If Burke does not get the fouls, there is no Spike. If the Cardinals were not missing so many shots at the rim, no Hancock. Nobody can make seem to make threes in domes except Spike and Luke, who did not miss in eight tries.

Russ Smith, the leading scorer in the tournament with 125 points, was shooting 1-for-9. Spike was 6-for-7 and a ridiculous 9-for-9 from the arc in the NCAA.

With all that, absolutely nothing had been decided by halftime, with Michigan leading 38-37.

It was spectacular to watch. Michigan is certainly capable of playing fast, but it was really Louisville's pace. The Cardinals want the game played at warp speed. They figure they are in better shape and over 40 minutes that will matter.

Still, Michigan, which had been getting the vast majority of the 50-50 balls, was still getting to them early in the second half. They were still flying, showing no signs of slowing down. But the Cardinals were coming hard, rushing the ball at the rim and daring Michigan to stop it.

Burke, who played just 6 minutes of the first half, was well-rested and it showed. He was getting where he wanted when he wanted to get there. He was making threes, finishing at the rim, creating uncertainty for the Cardinals defense. He finished with 24 points on 11 shots. Michigan shot 52.1 percent and lost.

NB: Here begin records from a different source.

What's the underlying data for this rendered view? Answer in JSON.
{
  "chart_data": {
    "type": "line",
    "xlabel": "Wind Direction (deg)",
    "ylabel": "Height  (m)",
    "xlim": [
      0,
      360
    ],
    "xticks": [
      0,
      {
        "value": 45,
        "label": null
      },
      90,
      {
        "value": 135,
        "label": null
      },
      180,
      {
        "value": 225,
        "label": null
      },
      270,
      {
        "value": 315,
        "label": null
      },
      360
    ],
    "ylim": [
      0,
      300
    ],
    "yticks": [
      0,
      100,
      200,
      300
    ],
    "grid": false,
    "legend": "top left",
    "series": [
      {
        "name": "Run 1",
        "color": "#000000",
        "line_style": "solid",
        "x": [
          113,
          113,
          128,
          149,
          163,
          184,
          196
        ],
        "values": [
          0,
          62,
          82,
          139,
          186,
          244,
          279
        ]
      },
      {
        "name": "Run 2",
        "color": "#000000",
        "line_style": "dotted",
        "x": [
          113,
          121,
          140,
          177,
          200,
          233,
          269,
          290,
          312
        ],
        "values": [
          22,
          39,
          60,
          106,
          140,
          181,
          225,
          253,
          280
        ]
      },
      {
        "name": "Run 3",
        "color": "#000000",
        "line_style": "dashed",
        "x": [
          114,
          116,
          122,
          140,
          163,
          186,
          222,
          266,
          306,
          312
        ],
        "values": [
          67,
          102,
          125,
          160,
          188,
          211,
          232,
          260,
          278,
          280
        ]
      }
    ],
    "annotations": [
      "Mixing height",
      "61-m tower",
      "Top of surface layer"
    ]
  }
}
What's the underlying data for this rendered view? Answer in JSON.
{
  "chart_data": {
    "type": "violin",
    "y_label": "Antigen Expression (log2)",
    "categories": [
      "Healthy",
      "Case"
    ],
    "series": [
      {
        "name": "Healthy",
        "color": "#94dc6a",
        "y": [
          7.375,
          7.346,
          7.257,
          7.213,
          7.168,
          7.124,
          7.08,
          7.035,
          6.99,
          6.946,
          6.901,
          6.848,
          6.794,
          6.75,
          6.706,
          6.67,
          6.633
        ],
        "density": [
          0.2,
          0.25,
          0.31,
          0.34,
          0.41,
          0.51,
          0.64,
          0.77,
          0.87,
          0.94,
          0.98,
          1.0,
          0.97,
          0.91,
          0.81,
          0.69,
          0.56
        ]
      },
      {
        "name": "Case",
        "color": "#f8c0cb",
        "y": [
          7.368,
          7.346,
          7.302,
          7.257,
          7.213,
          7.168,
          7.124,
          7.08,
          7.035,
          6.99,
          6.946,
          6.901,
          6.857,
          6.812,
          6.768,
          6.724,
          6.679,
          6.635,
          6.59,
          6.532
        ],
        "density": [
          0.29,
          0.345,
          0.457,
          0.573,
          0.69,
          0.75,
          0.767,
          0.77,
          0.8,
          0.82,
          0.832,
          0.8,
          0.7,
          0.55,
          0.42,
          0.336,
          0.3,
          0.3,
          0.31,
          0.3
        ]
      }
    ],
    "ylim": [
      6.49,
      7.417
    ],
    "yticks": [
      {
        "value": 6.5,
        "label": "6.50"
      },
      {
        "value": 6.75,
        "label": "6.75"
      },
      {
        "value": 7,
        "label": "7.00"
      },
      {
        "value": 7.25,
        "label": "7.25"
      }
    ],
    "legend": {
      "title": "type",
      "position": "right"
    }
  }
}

The Cardinals countered with their own point guard Peyton Siva. He was absolutely fearless in blasting to the basket. No play was too difficult, no defender an obstacle.

Spike finally missed a long shot. He could not catch a pass. He became human.

Siva (18 points) threw down a lob dunk at one end so Glenn Robinson caught a long pass and jammed one at the other.

Burke met Siva at the summit and was called for a foul that looked like a great block. Siva made the free throws.

And Louisville started playing with the passion that all its coach's teams have played with. Michigan was not backing down. Chane Behanan (15 points, 12 rebounds) was an absolute wild man on the offensive glass for the Cardinals.

"Chane Behanan's guts on the backboard were the difference," Pitino said.

The game careened into the final minutes, with just about anything still possible. Nothing was going to be safe even if it looked safe. Leads were mirages, hopes one turnover away from fears.

Who was going to get a stop, a score, make the plays that ended a season with a championship?

The answer, finally, was Louisville.